Another question that perhaps we need to think about is “Who other than God will I be spending time in heaven with?” The old joke (So old that I’m sure it’s no longer under the 75 year copyright rules!), about the woman who had died and was being shown around heaven is perhaps relevant here. “Over there are the Catholics, there are the Methodists, and so on. Then the Angel says, now be very quiet as we go past this group. Why says the woman? Those are the [replace here your own denomination!] Baptists, they think they’re the only ones here!”
I will answer this question myself: Angels and your fellow Christians are the ones we will spend time with. We can’t do much about the former but can surely about the latter. How much time do you spend with your fellow attenders of this church, outside this church? Or Christians of other denominations? How well do you know the people on the same pew as you, or those on the pew a few rows behind or in front or over the divide between the pews? You’re going to be spending well over 10 years with them in heaven. How often do you put together your shared love for God? How well do you even know them?
How much time do you send praying with other Christians? Looking at the bible together? In heaven are you going to wait until you’re formally introduced? Jesus, in the latter chapters of John, emphasised three times that the disciples are to love one another. If you want to look them up then they are John 13 v34, 15 v12, 15 v17. In John’s first letter (1 John 2 v11) he says “[But] he who hates his brother is in the darkness, and does not know where he is going, because the darkness has blinded his eyes.”
Are there any brothers or sisters that you hate? Maybe you have good reason to hate them, but Jesus says that we should love your enemies (Luke 6 v35). You’re going to spend over 10 years with them in heaven. As far as I know, despite the joke about the Baptists above, there aren’t going to be any partitions in heaven, where you can hide from anyone. Imperfections aren’t a barrier from you getting into heaven. There’s only one requirement, that we rely on Jesus’ goodness, not our own.

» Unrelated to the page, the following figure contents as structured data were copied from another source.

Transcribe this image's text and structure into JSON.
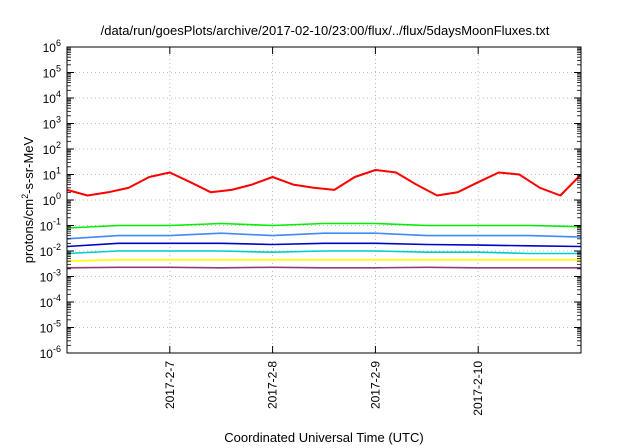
{
  "chart_data": {
    "type": "line",
    "title": "/data/run/goesPlots/archive/2017-02-10/23:00/flux/../flux/5daysMoonFluxes.txt",
    "xlabel": "Coordinated Universal Time (UTC)",
    "ylabel": {
      "prefix": "protons/cm",
      "sup": "2",
      "suffix": "-s-sr-MeV"
    },
    "yscale": "log",
    "ylim": [
      1e-06,
      1000000.0
    ],
    "xlim": [
      "2017-02-06T00:00",
      "2017-02-11T00:00"
    ],
    "y_ticks": [
      {
        "value": 1e-06,
        "base": "10",
        "exp": "-6"
      },
      {
        "value": 1e-05,
        "base": "10",
        "exp": "-5"
      },
      {
        "value": 0.0001,
        "base": "10",
        "exp": "-4"
      },
      {
        "value": 0.001,
        "base": "10",
        "exp": "-3"
      },
      {
        "value": 0.01,
        "base": "10",
        "exp": "-2"
      },
      {
        "value": 0.1,
        "base": "10",
        "exp": "-1"
      },
      {
        "value": 1,
        "base": "10",
        "exp": "0"
      },
      {
        "value": 10,
        "base": "10",
        "exp": "1"
      },
      {
        "value": 100,
        "base": "10",
        "exp": "2"
      },
      {
        "value": 1000,
        "base": "10",
        "exp": "3"
      },
      {
        "value": 10000,
        "base": "10",
        "exp": "4"
      },
      {
        "value": 100000,
        "base": "10",
        "exp": "5"
      },
      {
        "value": 1000000,
        "base": "10",
        "exp": "6"
      }
    ],
    "x_ticks": [
      {
        "value": "2017-02-07T00:00",
        "label": "2017-2-7"
      },
      {
        "value": "2017-02-08T00:00",
        "label": "2017-2-8"
      },
      {
        "value": "2017-02-09T00:00",
        "label": "2017-2-9"
      },
      {
        "value": "2017-02-10T00:00",
        "label": "2017-2-10"
      }
    ],
    "grid": true,
    "legend": "none",
    "series": [
      {
        "color": "#ff0000",
        "x": [
          "2017-02-06T00:00",
          "2017-02-06T04:48",
          "2017-02-06T09:36",
          "2017-02-06T14:24",
          "2017-02-06T19:12",
          "2017-02-07T00:00",
          "2017-02-07T04:48",
          "2017-02-07T09:36",
          "2017-02-07T14:24",
          "2017-02-07T19:12",
          "2017-02-08T00:00",
          "2017-02-08T04:48",
          "2017-02-08T09:36",
          "2017-02-08T14:24",
          "2017-02-08T19:12",
          "2017-02-09T00:00",
          "2017-02-09T04:48",
          "2017-02-09T09:36",
          "2017-02-09T14:24",
          "2017-02-09T19:12",
          "2017-02-10T00:00",
          "2017-02-10T04:48",
          "2017-02-10T09:36",
          "2017-02-10T14:24",
          "2017-02-10T19:12",
          "2017-02-11T00:00"
        ],
        "values": [
          2.5,
          1.5,
          2,
          3,
          8,
          12,
          5,
          2,
          2.5,
          4,
          8,
          4,
          3,
          2.5,
          8,
          15,
          12,
          4,
          1.5,
          2,
          5,
          12,
          10,
          3,
          1.5,
          10
        ]
      },
      {
        "color": "#00ee00",
        "x": [
          "2017-02-06T00:00",
          "2017-02-06T12:00",
          "2017-02-07T00:00",
          "2017-02-07T12:00",
          "2017-02-08T00:00",
          "2017-02-08T12:00",
          "2017-02-09T00:00",
          "2017-02-09T12:00",
          "2017-02-10T00:00",
          "2017-02-10T12:00",
          "2017-02-11T00:00"
        ],
        "values": [
          0.08,
          0.1,
          0.1,
          0.12,
          0.1,
          0.12,
          0.12,
          0.1,
          0.1,
          0.1,
          0.09
        ]
      },
      {
        "color": "#4488ff",
        "x": [
          "2017-02-06T00:00",
          "2017-02-06T12:00",
          "2017-02-07T00:00",
          "2017-02-07T12:00",
          "2017-02-08T00:00",
          "2017-02-08T12:00",
          "2017-02-09T00:00",
          "2017-02-09T12:00",
          "2017-02-10T00:00",
          "2017-02-10T12:00",
          "2017-02-11T00:00"
        ],
        "values": [
          0.03,
          0.04,
          0.04,
          0.05,
          0.04,
          0.05,
          0.05,
          0.04,
          0.04,
          0.04,
          0.035
        ]
      },
      {
        "color": "#0000cc",
        "x": [
          "2017-02-06T00:00",
          "2017-02-06T12:00",
          "2017-02-07T00:00",
          "2017-02-07T12:00",
          "2017-02-08T00:00",
          "2017-02-08T12:00",
          "2017-02-09T00:00",
          "2017-02-09T12:00",
          "2017-02-10T00:00",
          "2017-02-10T12:00",
          "2017-02-11T00:00"
        ],
        "values": [
          0.015,
          0.02,
          0.02,
          0.02,
          0.018,
          0.02,
          0.02,
          0.018,
          0.017,
          0.016,
          0.015
        ]
      },
      {
        "color": "#00cccc",
        "x": [
          "2017-02-06T00:00",
          "2017-02-06T12:00",
          "2017-02-07T00:00",
          "2017-02-07T12:00",
          "2017-02-08T00:00",
          "2017-02-08T12:00",
          "2017-02-09T00:00",
          "2017-02-09T12:00",
          "2017-02-10T00:00",
          "2017-02-10T12:00",
          "2017-02-11T00:00"
        ],
        "values": [
          0.008,
          0.01,
          0.01,
          0.01,
          0.009,
          0.01,
          0.01,
          0.009,
          0.009,
          0.008,
          0.008
        ]
      },
      {
        "color": "#ffff00",
        "x": [
          "2017-02-06T00:00",
          "2017-02-06T12:00",
          "2017-02-07T00:00",
          "2017-02-07T12:00",
          "2017-02-08T00:00",
          "2017-02-08T12:00",
          "2017-02-09T00:00",
          "2017-02-09T12:00",
          "2017-02-10T00:00",
          "2017-02-10T12:00",
          "2017-02-11T00:00"
        ],
        "values": [
          0.004,
          0.0045,
          0.0045,
          0.0045,
          0.0045,
          0.0045,
          0.0045,
          0.0045,
          0.0045,
          0.0045,
          0.0045
        ]
      },
      {
        "color": "#8e3d7a",
        "x": [
          "2017-02-06T00:00",
          "2017-02-06T12:00",
          "2017-02-07T00:00",
          "2017-02-07T12:00",
          "2017-02-08T00:00",
          "2017-02-08T12:00",
          "2017-02-09T00:00",
          "2017-02-09T12:00",
          "2017-02-10T00:00",
          "2017-02-10T12:00",
          "2017-02-11T00:00"
        ],
        "values": [
          0.0022,
          0.0023,
          0.0023,
          0.0022,
          0.0023,
          0.0022,
          0.0022,
          0.0023,
          0.0022,
          0.0022,
          0.0022
        ]
      }
    ]
  }
}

Every week, in the Lord’s Prayer we ask God the Father to copy our example in forgiveness.
“Forgive me as I forgive others”. Do you really want God to do that? Note that we’re not saying to God, I’ll only forgive if they deserve it, if they’ve repented, if they stop annoying me, if they say sorry to me. Perhaps we could alter the Lord’s Prayer slightly to read, “Forgive me as I TRY to forgive others”, because there are some things that are so deeply personal/ nasty that we feel it impossible to forgive. Then just as we have to rely on God to change us, then we have to rely on us forgiving others through God.
And we could perhaps rephrase the Lord’s Prayer again “Forgive me as I really know I should forgive others, but I can’t just yet”. There’s a relative of mine that has isolated my one remaining close relative in Wales from my sister and from me and I’m finding it very difficult at the moment not hating them. I know I should not hate but the feelings that churn my stomach when I even think of that relative, say otherwise. I have to continue giving the situation to God to deal with.
You may feel that it’s something that is beyond you, but it’s important that you give it time. I was chatting about a month ago on a coach with a young man who appeared to be psychotic and who’d spent some time in prison for knifing another man. Surprisingly, because we all judge by appearances don’t we, he then went on and talked about being helped on probation by a Christian worker, and how he understood the importance of forgiveness and the fact that holding anger only did you harm, not the other person, how it could eat you up. Also, that he’d gone on to attend church, though he wasn’t currently attending. He had started a life’s journey of being changed, though he’d taken a few backward steps.
So, your homework(!!) and mine is to ask “What should I be doing to prepare for heaven?” and following it up by asking God to help us to change as he requires us. Amen.